Sur le fond, je dois dire que j’ai été emporté par ce récit d’une vie à la fois banale et tragique. Difficile de traverser ce livre sans être saisi d’une profonde tristesse et d’une cinglante indignation face aux déterminismes sociaux qui enferment dans des destins de malheur et de colère, tout le contraire de l’idéal d’émancipation qui doit permettre d’ouvrir le champ des possibles, de prendre d’autres chemins.

Il y a plusieurs passages qui en parlent très bien, comme celui-ci :

Mon frère a toujours eu cette tendance à vouloir le monde, il n’a jamais su que rêver grand, jamais de petits rêves, jamais les petits rêves que la plupart des gens formulent au quotidien, trouver un pavillon, acheter une voiture pour les promenades du dimanche, non, il n’a jamais su rêver que de gloire, et je crois que c’est la dimension de ses rêves, et le désajustement entre leur dimension et toutes les impossibilités qui ont formé sa vie, la misère, la pauvreté, le nord de la France, son destin, je crois que ce sont toutes ces contradictions qui l’ont rendu si malheureux. Mon frère était malade de ses rêves.

Ou celui-ci, sur l’école :

Comme tous les garçons dans notre monde il pensait que l’école ne l’intéressait pas, sans voir que c’était le cas de tous les garçons autour de nous, et que donc c’était un destin social qui s’imposait à eux, que c’était l’école qui ne voulait pas d’eux et qu’elle transformait l’exclusion en l’illusion d’un choix.

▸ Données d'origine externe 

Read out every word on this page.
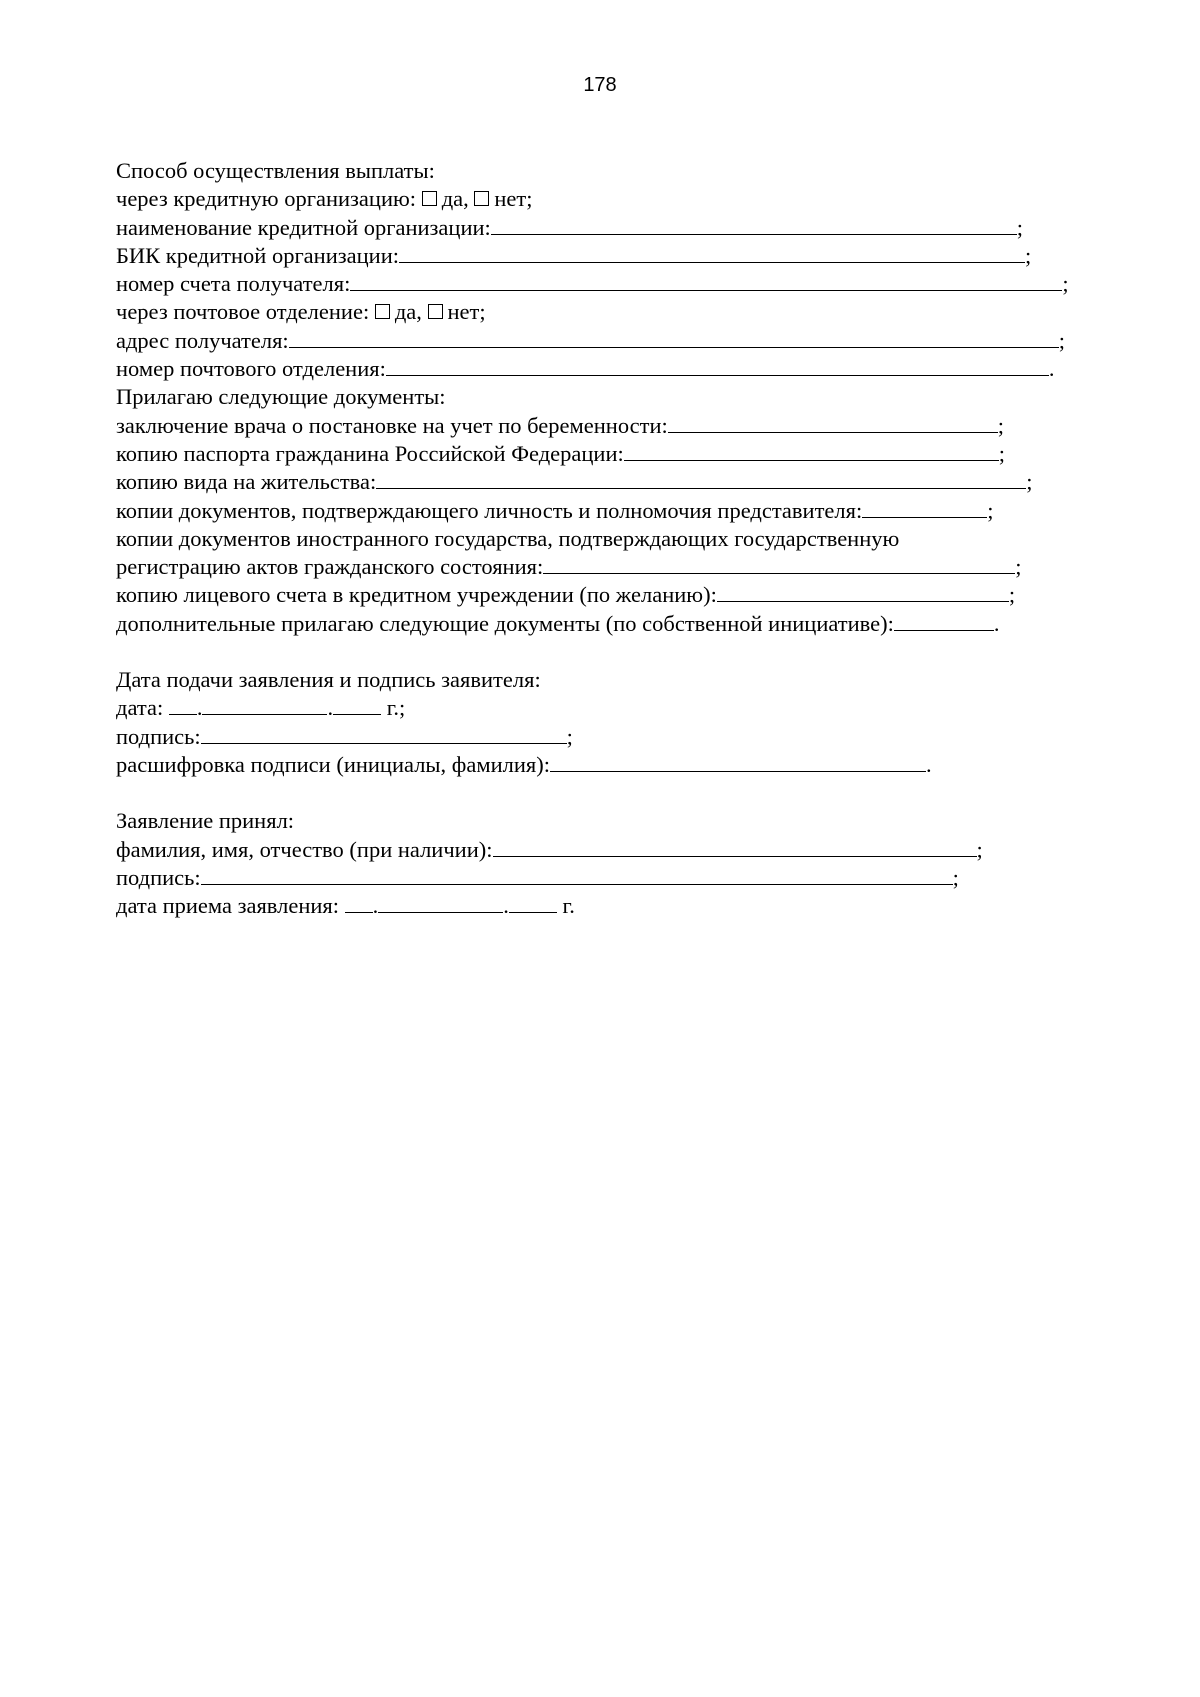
178
Способ осуществления выплаты:
через кредитную организацию: да, нет;
наименование кредитной организации:	;
БИК кредитной организации:	;
номер счета получателя:	;
через почтовое отделение: да, нет;
адрес получателя:	;
номер почтового отделения:	.
Прилагаю следующие документы:
заключение врача о постановке на учет по беременности:	;
копию паспорта гражданина Российской Федерации:	;
копию вида на жительства:	;
копии документов, подтверждающего личность и полномочия представителя:	;
копии документов иностранного государства, подтверждающих государственную
регистрацию актов гражданского состояния:	;
копию лицевого счета в кредитном учреждении (по желанию):	;
дополнительные прилагаю следующие документы (по собственной инициативе):	.
Дата подачи заявления и подпись заявителя:
дата: .	. г.;
подпись:	;
расшифровка подписи (инициалы, фамилия):	.
Заявление принял:
фамилия, имя, отчество (при наличии):	;
подпись:	;
дата приема заявления: .	. г.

Ou celui-ci, sur les secondes chances qui n’ont pas offertes à tout le monde :

Ce que je vois – et ce que je m’apprête à dire est important pour la compréhension de mon frère, je crois – c’est que dans notre monde on ne pouvait pas se permettre d’essayer, pendant que dans d’autres mondes les erreurs sont possibles, et je me dis – ce n’est qu’une hypothèse, c’est trop tard maintenant – je me dis aujourd’hui que si mon frère avait grandi dans un autre monde nos parents lui auraient donné l’argent nécessaire pour commencer sa formation, ils auraient pu le faire, et peut-être qu’il ne l’aurait pas suivie jusqu’au bout, peut-être qu’il aurait abandonné ou qu’il aurait menti comme il l’avait fait avec le lycée, mais peut-être qu’il l’aurait suivie jusqu’au bout, et peut-être que cette formation aurait changé sa vie, et peut-être qu’il serait devenu quelqu’un d’autre, et peut-être qu’il aurait été plus heureux, plus épanoui, ces choses qu’on dit, et peut-être que grâce à ce bonheur nouveau il n’aurait pas sombré, et qu’il ne serait pas mort, on ne le saura jamais, parce que dans notre monde essayer n’était pas une chose possible, je l’ai vu plus tard dans le monde de ceux qui vivent dans le confort et dans l’argent, ou du moins avec plus d’argent et plus de confort, certains de leurs enfants étaient comme mon frère, certains buvaient, certains volaient, certains détestaient l’école, certains mentaient, mais leurs parents essayaient des choses pour les aider et pour tenter de les transformer, ils leur offraient une formation de pâtissier, de danseur, d’acteur dans une mauvaise école de théâtre trop chère, ils essayaient, et c’est aussi ça l’Injustice, certains jours il me semble que l’Injustice, ce n’est rien d’autre que la différence d’accès à l’erreur, il me semble que l’Injustice, ce n’est rien d’autre que la différence d’accès aux tentatives, qu’elles soient ratées ou réussies, et je suis tellement triste, je suis tellement triste.

Ou, enfin, celui-ci :

Quand j’ai commencé l’enquête sur lui, j’ai pensé qu’écrire l’histoire de mon frère, c’était écrire l’histoire d’un garçon à la vie entièrement délimitée et définie par les déterminismes sociaux : masculinité, pauvreté, délinquance, alcool, mort prématurée. Mais je vois aujourd’hui que sa vie raconte autre chose. Et si mon frère était mort à trente-huit ans non pas à cause du déterminisme social, mais à cause d’un accident dans le fonctionnement normal des forces sociales ? Voilà ce que je crois : dans le milieu de mon enfance, nos conditions de vie nous dictaient souvent nos rêves et nos espoirs. La violence du déterminisme social résidait aussi dans la façon dont il délimitait nos désirs : avoir une promotion à l’usine, acheter une télévision plus grande, obtenir un prêt pour une voiture. Si les rêves de mon frère étaient si vastes, et si désajustés par rapport à son existence, si ses rêves le plongeaient dans ce désespoir qui un jour est devenu la substance de sa vie, alors c’est que les mécanismes du déterminisme social ont échoué à totalement conditionner la personne qu’il était. La société n’a pas accompli sa mission. Ou elle n’en a accompli qu’une partie : la précarité, l’isolement, l’alcool. Mais pas le reste. Pas la délimitation des rêves.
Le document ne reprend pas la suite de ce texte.